Die Zeitung schreibt allerdings, dass das Landesgesundheitsministerium in Nordrhein-Westfalen den Bund um Klärung zum Thema Maskenpflicht gebeten habe. Es gehe darum, wo die Maskenpflicht nun genau gelten soll. So könnten solche Gemeinschaftsräume ausgeschlossen sein, in denen das tägliche Leben neben dem eigenen Zimmer stattfindet – in denen also gegessen, gespielt und miteinander kommuniziert wird. Wenn dort keine Maske getragen wird, würden die Behörden zumindest vorerst nicht dagegen vorgehen, schreibt die Zeitung.

Kritik gibt es weiterhin ebenfalls an der sogenannten „einrichtungsbezogenen Impfpflicht“, die nach derzeitigem Stand noch bis Ende des Jahres gilt. Zunächst ist sie zum 1. Oktober verschärft worden. Als vollständig geimpft gilt nur noch, wer drei Impfungen nachweisen kann. Dies wollen allerdings nach einer Umfrage des Redaktionsnetzwerks Deutschland die Hälfte der Bundesländer nicht umsetzen. Die anderen acht, Berlin, Brandenburg, Bremen, Hamburg, Mecklenburg-Vorpommern, Niedersachsen, Rheinland-Pfalz und das Saarland, wollen die dritte Impfung der Beschäftigten im Gesundheitswesen überprüfen. In den Bundesländern und Landkreisen wird das Gesetz unterschiedlich umgesetzt, viele ungeimpfte Mitarbeiter durften weiterarbeiten.

Das Parlament der Thüringer Ärzteschaft will die Pflicht zum Nachweis einer Impfung ganz aufheben. Ziel ist es, die Versorgungssicherheit zu gewährleisten. Neben der besonderen Belastung der Beschäftigten begründet die Landesärztekammer ihre Forderung wie folgt: „Angesichts dessen, dass die Impfung nicht vor Übertragung des Virus in der jetzigen Variante schützt, ist die einrichtungsbezogene Impfpflicht nicht mehr sinnvoll.“ Die Impfung selbst empfiehlt die Kammer weiterhin jedem Bürger, da sie vor schweren Krankheitsverläufen schütze.

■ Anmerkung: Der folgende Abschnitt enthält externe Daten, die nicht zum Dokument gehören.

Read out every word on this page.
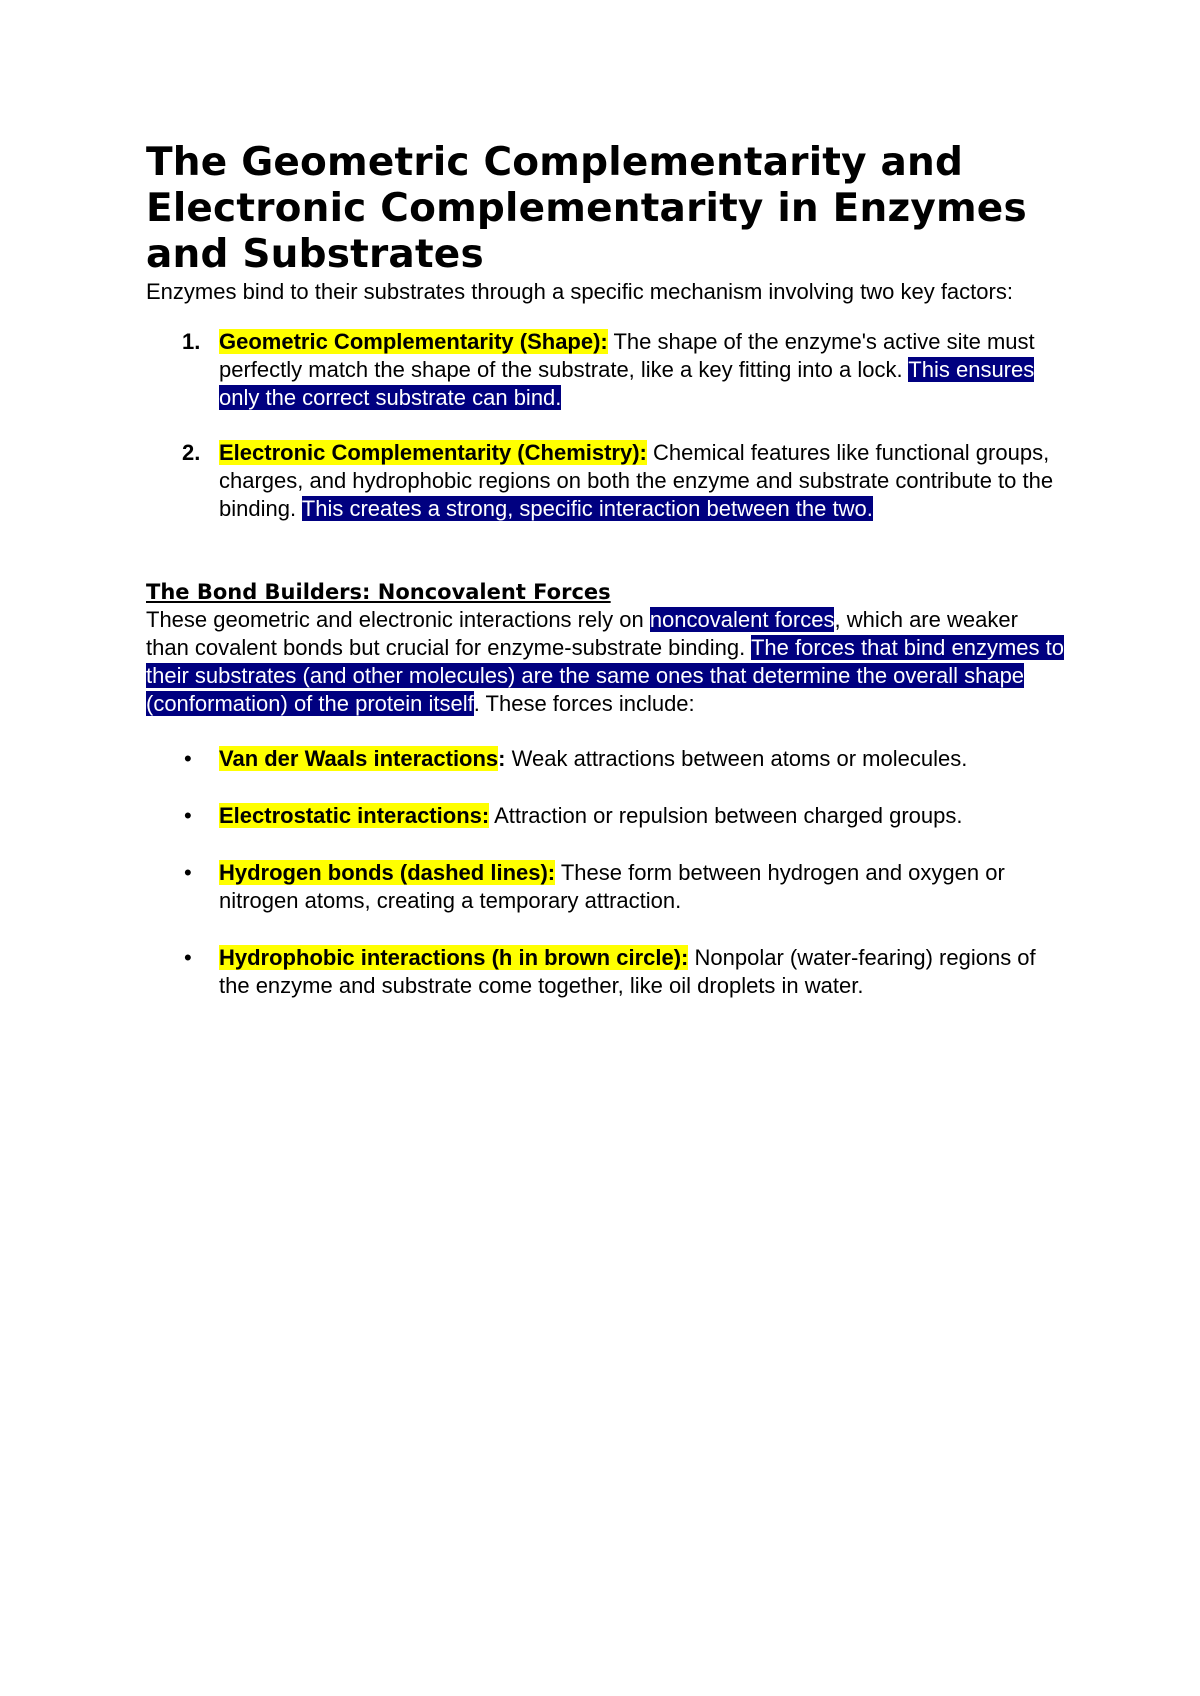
The Geometric Complementarity and Electronic Complementarity in Enzymes and Substrates

Enzymes bind to their substrates through a specific mechanism involving two key factors:

1. Geometric Complementarity (Shape): The shape of the enzyme's active site must perfectly match the shape of the substrate, like a key fitting into a lock. This ensures only the correct substrate can bind.
2. Electronic Complementarity (Chemistry): Chemical features like functional groups, charges, and hydrophobic regions on both the enzyme and substrate contribute to the binding. This creates a strong, specific interaction between the two.
The Bond Builders: Noncovalent Forces

These geometric and electronic interactions rely on noncovalent forces, which are weaker than covalent bonds but crucial for enzyme-substrate binding. The forces that bind enzymes to their substrates (and other molecules) are the same ones that determine the overall shape (conformation) of the protein itself. These forces include:

• Van der Waals interactions: Weak attractions between atoms or molecules.
• Electrostatic interactions: Attraction or repulsion between charged groups.
• Hydrogen bonds (dashed lines): These form between hydrogen and oxygen or nitrogen atoms, creating a temporary attraction.
• Hydrophobic interactions (h in brown circle): Nonpolar (water-fearing) regions of the enzyme and substrate come together, like oil droplets in water.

Der Gesundheitsausschuss des Bundestages befasst sich am kommenden Mittwoch (12. Oktober) mit dem Thema. Die AfD möchte die Verhältnismäßigkeit der Regelung vor dem Hintergrund der aktuellen Situation neu abwägen. In der Bundesregierung werde eine mögliche Verlängerung noch geprüft, heißt es in einer aktuellen Antwort auf eine kleine Anfrage der AfD-Fraktion.